The more time you spend poking around the blogging community, the more you’ll run into the fervent argument for using any browser BUT Internet Explorer. Lots of Spread Firefox buttons and all that, but lately I’ve seen more of the Browse Happy argument – literally, use anything but IE, be it Opera, Firefox, or Safari.

Browse Happy

I’m also seeing more blog sites that purposely design for FF or Safari, and just break in IE – generally not business-oriented sites, who want to appeal to the broadest audience possible, but more the design and blog engine sites.

Before the blogging world flames the hell out of me, I know IE gets slammed on the Web standards front. I know Firefox gets lots of love on the same. I use FF constantly in addition to IE. I’m just pointing out that deliberatelty alienating 90%+ of your potential audience – for a business site – is an odd strategy choice. Read on.

Try reading this post over at BinaryBonsai (the creator of the excellent K2 Wordpress mod that runs this blog).

First open it in Firefox. Now try it in IE. Beyond breaking horribly in IE, Michael Heilemann injects a sweet little note for IE users:

Binary Bonsai does not support Internet Explorer. Life is simply too short. Browse Happy.

That’s fine – Bonsai is a pure Web design site, and those tend to the FF loyal anyway, so in that case Michael probably gains credibility and acceptance by taking such a stand. But take a look at the subject of Michael’s post, the new CMS Symphony. Open that link in IE, and you get this:

Please use a standards compliant browser

We have detected that you are not using a standards compliant browser. Symphony requires that you use a fully standards compliant browser such as Firefox for the PC or Safari for the Mac, because Symphony makes full use the features only available to standards compliant browsers to enhance your user experience with web publishing.

You cannot proceed to purchase Symphony without fulling this requirement.

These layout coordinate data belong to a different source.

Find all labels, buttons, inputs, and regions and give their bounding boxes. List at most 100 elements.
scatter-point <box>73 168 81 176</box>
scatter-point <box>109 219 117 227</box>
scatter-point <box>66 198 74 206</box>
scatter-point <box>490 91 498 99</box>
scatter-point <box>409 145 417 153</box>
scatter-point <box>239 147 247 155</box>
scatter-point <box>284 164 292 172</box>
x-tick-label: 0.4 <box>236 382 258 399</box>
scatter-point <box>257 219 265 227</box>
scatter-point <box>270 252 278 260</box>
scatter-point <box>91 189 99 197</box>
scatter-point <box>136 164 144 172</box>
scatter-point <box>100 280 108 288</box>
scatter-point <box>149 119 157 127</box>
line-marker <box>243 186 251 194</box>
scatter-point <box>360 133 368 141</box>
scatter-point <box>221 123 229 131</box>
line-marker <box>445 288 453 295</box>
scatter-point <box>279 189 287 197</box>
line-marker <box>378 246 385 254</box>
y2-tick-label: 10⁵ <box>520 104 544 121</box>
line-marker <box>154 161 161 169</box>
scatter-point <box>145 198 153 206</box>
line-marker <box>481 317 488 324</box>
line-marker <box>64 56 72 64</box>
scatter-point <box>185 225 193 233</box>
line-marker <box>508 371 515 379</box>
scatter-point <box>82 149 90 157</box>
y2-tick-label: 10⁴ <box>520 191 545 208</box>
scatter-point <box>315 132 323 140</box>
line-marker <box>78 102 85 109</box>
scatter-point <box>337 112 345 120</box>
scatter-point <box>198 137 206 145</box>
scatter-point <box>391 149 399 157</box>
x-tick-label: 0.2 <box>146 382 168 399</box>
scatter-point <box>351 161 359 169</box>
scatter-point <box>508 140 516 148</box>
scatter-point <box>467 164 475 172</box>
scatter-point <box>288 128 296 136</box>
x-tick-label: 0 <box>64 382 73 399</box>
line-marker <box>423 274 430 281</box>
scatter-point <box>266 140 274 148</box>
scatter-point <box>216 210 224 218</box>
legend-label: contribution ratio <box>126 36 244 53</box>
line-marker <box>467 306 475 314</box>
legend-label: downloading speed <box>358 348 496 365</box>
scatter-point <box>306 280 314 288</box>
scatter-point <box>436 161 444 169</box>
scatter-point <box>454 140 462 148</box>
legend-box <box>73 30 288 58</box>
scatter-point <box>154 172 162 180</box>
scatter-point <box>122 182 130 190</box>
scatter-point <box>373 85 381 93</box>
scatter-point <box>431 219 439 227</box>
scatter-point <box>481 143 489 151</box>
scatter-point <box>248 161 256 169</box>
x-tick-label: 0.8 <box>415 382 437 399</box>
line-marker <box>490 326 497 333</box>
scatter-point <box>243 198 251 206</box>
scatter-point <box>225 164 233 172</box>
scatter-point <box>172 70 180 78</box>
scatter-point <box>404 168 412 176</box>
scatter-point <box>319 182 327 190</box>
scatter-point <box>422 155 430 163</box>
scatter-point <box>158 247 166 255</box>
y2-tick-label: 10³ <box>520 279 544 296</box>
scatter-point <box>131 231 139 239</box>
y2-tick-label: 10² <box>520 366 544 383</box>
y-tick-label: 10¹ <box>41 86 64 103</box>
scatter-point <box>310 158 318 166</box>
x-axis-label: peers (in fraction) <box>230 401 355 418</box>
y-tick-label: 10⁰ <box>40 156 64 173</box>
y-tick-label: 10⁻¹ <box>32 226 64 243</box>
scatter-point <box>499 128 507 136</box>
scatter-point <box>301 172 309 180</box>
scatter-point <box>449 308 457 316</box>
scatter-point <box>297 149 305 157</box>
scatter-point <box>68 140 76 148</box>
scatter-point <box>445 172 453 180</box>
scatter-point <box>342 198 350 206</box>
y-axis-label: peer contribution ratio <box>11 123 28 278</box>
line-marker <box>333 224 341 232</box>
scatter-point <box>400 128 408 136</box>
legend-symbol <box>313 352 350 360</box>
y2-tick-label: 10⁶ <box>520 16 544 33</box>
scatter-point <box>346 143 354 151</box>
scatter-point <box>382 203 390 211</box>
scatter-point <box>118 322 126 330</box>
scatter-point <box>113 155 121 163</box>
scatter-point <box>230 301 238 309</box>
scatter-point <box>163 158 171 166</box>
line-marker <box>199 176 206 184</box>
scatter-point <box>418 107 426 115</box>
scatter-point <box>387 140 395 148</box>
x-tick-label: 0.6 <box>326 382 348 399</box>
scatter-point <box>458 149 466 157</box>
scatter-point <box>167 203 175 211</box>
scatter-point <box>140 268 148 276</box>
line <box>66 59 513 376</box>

Again, I’m all for promoting alternatives, and I swap between Firefox and IE7 on a regular basis even at work. IE is the workhorse browser for me, but I use Firefox for wandering, del.icio.us bookmarking, and playing with Web design. So I have a sense for both sides of the debate.

Thing is, I’m not the norm among business-types. Most folks out there are one-browser only, if for nothing more than keeping life simple. Jumping to a whole new browser involves some switching costs (time and learning curve, if nothing else). For a Web design guru, like Michael at BinaryBonsai, designing a site that breaks for IE users may be fine – likely the majority of your site visitors are on other browsers anyway and what the hell, push for what you believe in. But for a company like Symphony – which I agree with Michael, comes across as waaaay too pretentious in any case – to deliberately break for the majority of your likely customers just seems arrogant. They are presumably trying to market their application to business customers.

Symphony’s message to them, by my take, is that they are n00bs. They are part of the uninformed, the “uncool” kids. Why start out a potential business relationship by making your customer feel dumb? Is condescension the basis for a trusting relationship?